Sustained expansion signals the Japanese economy has regained its momentum following the consumption tax rise of 2014 and emerging market weakness in 2015 that led to a prolonged slowdown.

The data will boost the government of Prime Minister Shinzo Abe and give Bank of Japan governor Haruhiko Kuroda renewed hope of eventually hitting his 2 per cent inflation objective. 

“It was basically in line with our expectations,” said Masamichi Adachi, economist at JPMorgan in Tokyo. “The real side of the economy is in a very nice state.”

But he pointed to a drop-off in nominal growth — the size of the economy without adjusting for prices — which fell by an annualised 0.1 per cent because companies did not pass on higher import costs to consumers. That highlights Mr Kuroda’s struggle to generate inflation, with headline consumer prices up by just 0.2 per cent on a year ago in April.

“The real side is good but still the nominal side is vulnerable,” said Mr Adachi. “There is a tug of war between the pull from growth on one side and the deflationary mindset in the corporate and household sectors on the other.”

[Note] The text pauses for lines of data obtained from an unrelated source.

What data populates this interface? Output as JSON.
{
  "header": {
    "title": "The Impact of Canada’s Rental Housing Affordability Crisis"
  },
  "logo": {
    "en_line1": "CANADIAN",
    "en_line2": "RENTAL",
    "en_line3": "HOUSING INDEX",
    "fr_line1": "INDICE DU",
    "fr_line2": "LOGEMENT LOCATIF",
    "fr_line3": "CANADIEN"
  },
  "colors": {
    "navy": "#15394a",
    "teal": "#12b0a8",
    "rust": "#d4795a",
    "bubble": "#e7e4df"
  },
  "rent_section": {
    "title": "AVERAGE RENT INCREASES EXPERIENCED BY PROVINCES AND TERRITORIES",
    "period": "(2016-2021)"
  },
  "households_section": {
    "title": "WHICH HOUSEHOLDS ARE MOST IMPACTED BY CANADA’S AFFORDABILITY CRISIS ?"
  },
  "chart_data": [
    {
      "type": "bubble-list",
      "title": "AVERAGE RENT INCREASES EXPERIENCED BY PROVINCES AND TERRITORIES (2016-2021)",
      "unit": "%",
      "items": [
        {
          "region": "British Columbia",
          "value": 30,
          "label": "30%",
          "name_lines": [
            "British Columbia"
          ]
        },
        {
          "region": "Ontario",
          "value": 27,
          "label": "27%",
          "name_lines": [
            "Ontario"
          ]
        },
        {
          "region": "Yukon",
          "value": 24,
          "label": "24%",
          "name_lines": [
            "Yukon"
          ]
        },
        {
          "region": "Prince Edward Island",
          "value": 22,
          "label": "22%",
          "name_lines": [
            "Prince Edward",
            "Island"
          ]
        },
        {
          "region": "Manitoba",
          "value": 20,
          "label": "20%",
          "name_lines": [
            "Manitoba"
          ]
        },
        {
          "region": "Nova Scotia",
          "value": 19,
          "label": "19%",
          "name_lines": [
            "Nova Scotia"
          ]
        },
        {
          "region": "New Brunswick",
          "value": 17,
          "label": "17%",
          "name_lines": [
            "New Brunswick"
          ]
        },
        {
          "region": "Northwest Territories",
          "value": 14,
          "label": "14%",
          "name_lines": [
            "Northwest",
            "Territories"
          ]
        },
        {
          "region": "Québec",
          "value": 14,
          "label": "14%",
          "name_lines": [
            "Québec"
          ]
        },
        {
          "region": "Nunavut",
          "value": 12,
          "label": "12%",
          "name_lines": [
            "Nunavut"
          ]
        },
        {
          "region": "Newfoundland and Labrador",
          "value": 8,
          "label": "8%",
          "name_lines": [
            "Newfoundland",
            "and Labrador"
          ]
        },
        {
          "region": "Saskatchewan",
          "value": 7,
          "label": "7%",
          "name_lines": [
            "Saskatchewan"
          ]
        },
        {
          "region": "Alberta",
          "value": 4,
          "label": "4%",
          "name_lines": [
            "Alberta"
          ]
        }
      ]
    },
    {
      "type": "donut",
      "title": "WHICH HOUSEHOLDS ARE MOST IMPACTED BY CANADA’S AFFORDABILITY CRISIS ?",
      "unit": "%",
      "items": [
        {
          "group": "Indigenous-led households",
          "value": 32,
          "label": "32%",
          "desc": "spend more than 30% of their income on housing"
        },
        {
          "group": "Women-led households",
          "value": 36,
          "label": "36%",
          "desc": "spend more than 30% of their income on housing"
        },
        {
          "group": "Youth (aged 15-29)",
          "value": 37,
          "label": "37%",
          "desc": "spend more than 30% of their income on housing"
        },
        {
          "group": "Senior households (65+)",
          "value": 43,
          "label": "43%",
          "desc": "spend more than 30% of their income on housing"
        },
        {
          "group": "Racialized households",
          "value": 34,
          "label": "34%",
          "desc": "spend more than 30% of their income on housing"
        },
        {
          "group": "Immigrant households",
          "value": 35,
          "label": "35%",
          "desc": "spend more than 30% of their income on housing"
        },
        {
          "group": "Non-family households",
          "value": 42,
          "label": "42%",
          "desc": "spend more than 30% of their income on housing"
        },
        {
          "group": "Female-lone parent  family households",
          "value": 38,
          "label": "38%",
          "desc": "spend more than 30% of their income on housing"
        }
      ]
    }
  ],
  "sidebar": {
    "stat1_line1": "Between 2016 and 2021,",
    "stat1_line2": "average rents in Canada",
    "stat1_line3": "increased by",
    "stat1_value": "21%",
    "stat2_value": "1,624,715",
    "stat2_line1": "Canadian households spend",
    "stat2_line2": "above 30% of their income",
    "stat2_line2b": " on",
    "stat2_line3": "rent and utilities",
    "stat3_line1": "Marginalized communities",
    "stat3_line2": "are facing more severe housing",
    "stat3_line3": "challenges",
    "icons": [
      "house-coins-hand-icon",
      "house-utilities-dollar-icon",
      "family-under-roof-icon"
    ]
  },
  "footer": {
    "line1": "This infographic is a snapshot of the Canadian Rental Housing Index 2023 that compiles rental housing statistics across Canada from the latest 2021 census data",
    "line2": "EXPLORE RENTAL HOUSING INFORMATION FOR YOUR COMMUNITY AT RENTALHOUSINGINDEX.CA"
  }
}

Growth was well-balanced across the economy with consumption and exports the biggest driving forces. Net exports contributed 0.6 percentage points of the total, highlighting how weakness in the yen since the election of Donald Trump as US president has boosted Japan’s economy.

The yen weakened from a range around ¥100-105 to ¥110-115 against the dollar following Mr Trump’s election. It traded 0.4 per cent weaker at ¥111.3 following the GDP data.

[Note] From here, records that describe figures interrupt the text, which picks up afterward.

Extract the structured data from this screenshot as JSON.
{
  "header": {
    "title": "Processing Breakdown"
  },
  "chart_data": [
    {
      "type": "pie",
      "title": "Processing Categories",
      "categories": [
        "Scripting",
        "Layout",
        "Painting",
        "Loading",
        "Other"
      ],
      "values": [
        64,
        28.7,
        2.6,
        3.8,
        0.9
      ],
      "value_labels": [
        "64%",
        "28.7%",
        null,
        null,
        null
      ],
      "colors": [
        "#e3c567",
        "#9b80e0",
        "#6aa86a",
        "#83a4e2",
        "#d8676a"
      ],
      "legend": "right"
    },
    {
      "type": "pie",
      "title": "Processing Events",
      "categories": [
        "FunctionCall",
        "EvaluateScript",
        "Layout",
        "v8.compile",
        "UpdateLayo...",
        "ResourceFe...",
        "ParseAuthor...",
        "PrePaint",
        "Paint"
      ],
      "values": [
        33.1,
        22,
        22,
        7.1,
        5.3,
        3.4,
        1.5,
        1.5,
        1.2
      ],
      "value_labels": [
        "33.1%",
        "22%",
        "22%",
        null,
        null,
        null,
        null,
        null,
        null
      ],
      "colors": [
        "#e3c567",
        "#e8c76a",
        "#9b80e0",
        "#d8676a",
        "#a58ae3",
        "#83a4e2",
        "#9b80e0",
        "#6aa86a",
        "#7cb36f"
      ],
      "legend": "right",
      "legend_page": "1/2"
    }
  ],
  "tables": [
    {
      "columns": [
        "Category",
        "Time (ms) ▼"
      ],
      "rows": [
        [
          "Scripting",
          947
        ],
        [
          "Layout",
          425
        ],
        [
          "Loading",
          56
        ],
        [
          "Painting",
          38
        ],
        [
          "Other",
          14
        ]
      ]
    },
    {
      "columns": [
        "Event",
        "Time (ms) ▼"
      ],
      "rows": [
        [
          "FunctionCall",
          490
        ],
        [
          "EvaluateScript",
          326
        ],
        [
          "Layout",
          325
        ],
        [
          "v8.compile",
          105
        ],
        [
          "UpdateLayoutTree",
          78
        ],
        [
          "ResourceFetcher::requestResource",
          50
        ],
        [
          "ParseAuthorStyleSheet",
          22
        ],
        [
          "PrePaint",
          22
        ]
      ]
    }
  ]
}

Consumption contributed 0.8 percentage points to the total. Persistent weakness in consumer spending has been one of Japan’s biggest problems in recent years. The pick-up suggests consumers may finally be gaining confidence that higher wages will last, an encouraging sign for the BoJ.

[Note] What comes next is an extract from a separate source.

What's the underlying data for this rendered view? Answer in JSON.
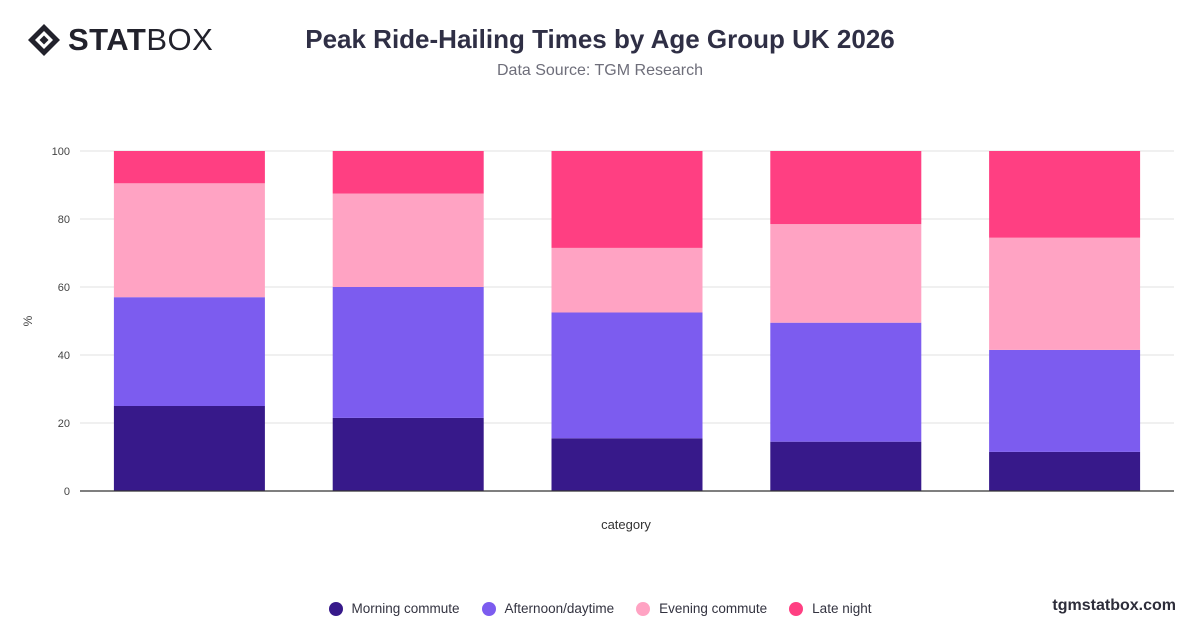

“The savings rate has stayed high, chiefly due to the slump for durable goods from the consumption tax hike in April 2014, but it appears to finally be normalising,” said Takeshi Yamaguchi, economist at Morgan Stanley in Tokyo.

Residential investment, business investment and government consumption each contributed 0.1 percentage points to growth. However, public investment — which was expected to rise given fiscal stimulus plans announced by the government last year — came in flat.

Inventory growth contributed 0.4 percentage points to the total. By its nature, inventory growth cannot continue forever, suggesting the true pace of underlying growth in Japan’s economy is running a little below an annualised 2 per cent.